The degree to which the warring parties respect the agreement to protect civilians from attack has significant humanitarian consequences. Since March, when both parties signed this agreement, repeated bombings, continuing reports of gunship attacks, and the ongoing forced displacement of civilians, indicate that the agreement has had little positive humanitarian impact in Western Upper Nile or Bahr El Ghazal, the two regions most likely to serve as a "proving ground" for true commitment to protect civilians. Preliminary reports on the month of June show more attacks recorded than in all of the other months this year combined.
Additionally, the GoS imposition of flight denials in these regions all but prevents even ad-hoc monitoring of the agreement. In the absence of either a mechanism for impartial monitoring and investigation, or a reversal of the GoS flight denial patterns, there is little hope that the current situation will change. Finally, if the February attacks on Bieh that killed twenty-four civilians serve as an example, even the strongest international condemnation of attacks is not likely to produce adequate results. (The GoS has yet to take definitive steps to prevent a similar incident.) As a monitoring mechanism is implemented and as increased international focus on the protection of civilians in Sudan grows, it is also clear there must be well articulated consequences for violation to assure the agreement takes adequate hold.

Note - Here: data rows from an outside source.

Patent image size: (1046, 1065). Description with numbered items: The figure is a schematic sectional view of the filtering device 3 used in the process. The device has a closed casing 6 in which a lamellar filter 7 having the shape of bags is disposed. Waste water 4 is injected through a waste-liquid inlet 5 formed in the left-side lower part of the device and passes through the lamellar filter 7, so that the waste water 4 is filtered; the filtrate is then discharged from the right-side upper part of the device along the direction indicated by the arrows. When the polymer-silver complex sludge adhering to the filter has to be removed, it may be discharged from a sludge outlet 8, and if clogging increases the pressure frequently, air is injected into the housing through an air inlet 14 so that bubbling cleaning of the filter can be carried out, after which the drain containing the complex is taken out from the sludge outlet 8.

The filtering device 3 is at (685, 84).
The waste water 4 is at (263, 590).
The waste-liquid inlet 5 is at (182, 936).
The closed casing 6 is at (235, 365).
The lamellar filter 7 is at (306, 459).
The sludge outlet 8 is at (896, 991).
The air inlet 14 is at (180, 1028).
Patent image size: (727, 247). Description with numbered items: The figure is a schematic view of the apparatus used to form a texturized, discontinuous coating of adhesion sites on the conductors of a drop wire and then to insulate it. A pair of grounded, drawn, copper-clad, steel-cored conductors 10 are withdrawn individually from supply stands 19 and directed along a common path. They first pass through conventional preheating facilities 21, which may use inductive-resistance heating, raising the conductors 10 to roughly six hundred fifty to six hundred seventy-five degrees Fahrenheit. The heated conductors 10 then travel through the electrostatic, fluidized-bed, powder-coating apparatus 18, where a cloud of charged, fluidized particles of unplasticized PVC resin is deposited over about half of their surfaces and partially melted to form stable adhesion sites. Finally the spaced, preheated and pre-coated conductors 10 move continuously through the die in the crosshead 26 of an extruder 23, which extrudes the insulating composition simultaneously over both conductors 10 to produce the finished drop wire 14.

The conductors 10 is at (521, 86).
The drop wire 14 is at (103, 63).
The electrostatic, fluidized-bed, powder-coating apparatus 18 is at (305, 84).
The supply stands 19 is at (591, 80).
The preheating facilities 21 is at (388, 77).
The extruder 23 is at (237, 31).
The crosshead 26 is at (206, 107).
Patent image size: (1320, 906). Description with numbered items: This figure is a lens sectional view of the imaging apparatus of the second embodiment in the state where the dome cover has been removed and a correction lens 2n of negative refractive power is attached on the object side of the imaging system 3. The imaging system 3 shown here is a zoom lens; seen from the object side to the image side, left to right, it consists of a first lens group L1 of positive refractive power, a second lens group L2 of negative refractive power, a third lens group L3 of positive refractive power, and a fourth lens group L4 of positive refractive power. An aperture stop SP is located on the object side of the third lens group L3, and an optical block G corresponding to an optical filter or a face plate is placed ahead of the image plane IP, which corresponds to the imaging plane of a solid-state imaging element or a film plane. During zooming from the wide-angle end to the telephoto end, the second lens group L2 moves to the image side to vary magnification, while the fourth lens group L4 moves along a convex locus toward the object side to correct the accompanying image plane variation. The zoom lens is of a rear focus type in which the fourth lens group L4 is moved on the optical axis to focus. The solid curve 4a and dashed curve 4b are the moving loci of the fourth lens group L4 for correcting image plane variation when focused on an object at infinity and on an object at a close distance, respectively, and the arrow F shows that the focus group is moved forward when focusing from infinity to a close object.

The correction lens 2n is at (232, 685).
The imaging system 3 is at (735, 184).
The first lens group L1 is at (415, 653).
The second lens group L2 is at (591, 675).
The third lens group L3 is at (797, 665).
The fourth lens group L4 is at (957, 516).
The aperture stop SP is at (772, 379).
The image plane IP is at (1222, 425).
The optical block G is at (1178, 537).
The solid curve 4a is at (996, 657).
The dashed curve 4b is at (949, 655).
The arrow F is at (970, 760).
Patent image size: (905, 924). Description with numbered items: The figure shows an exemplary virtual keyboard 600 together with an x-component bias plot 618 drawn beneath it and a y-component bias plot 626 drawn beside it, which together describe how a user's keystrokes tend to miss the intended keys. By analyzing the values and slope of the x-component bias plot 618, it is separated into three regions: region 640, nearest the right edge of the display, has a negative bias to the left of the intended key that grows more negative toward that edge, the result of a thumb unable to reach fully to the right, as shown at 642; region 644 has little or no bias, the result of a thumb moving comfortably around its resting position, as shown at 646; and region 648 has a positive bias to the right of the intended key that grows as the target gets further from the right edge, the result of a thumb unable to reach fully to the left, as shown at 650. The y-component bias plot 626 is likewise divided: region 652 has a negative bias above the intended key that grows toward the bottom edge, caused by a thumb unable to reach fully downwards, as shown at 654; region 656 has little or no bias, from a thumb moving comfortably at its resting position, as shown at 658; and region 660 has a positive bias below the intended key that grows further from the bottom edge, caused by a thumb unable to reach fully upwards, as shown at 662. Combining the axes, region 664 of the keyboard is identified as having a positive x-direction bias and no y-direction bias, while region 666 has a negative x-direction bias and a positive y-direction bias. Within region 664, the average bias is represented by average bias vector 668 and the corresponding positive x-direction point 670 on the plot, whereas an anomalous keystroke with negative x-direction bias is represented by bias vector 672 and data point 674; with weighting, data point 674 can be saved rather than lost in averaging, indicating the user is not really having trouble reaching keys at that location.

Mr. Chairman, I have outlined some of the political and administrative actions needed for the humanitarian work to be successfully accomplished. Sudan's needs may actually increase in the short-run, especially if prospects brighten for a negotiated settlement and USAID will be expected to respond to those needs. We will continue to consult with you as this situation evolves.
I would like to thank the subcommittee once again for allowing me to testify today. I have worked on Sudan for twenty years. I believe there are significant prospects for peace, but it must be a just peace, and it cannot be negotiated while atrocities take place. If the Government of Sudan is serious about peace, it must give unrestricted access to war-affected civilians in humanitarian need. That must happen now - not one month, two months, or three months from now. The world cannot wait; the people of southern Sudan cannot wait.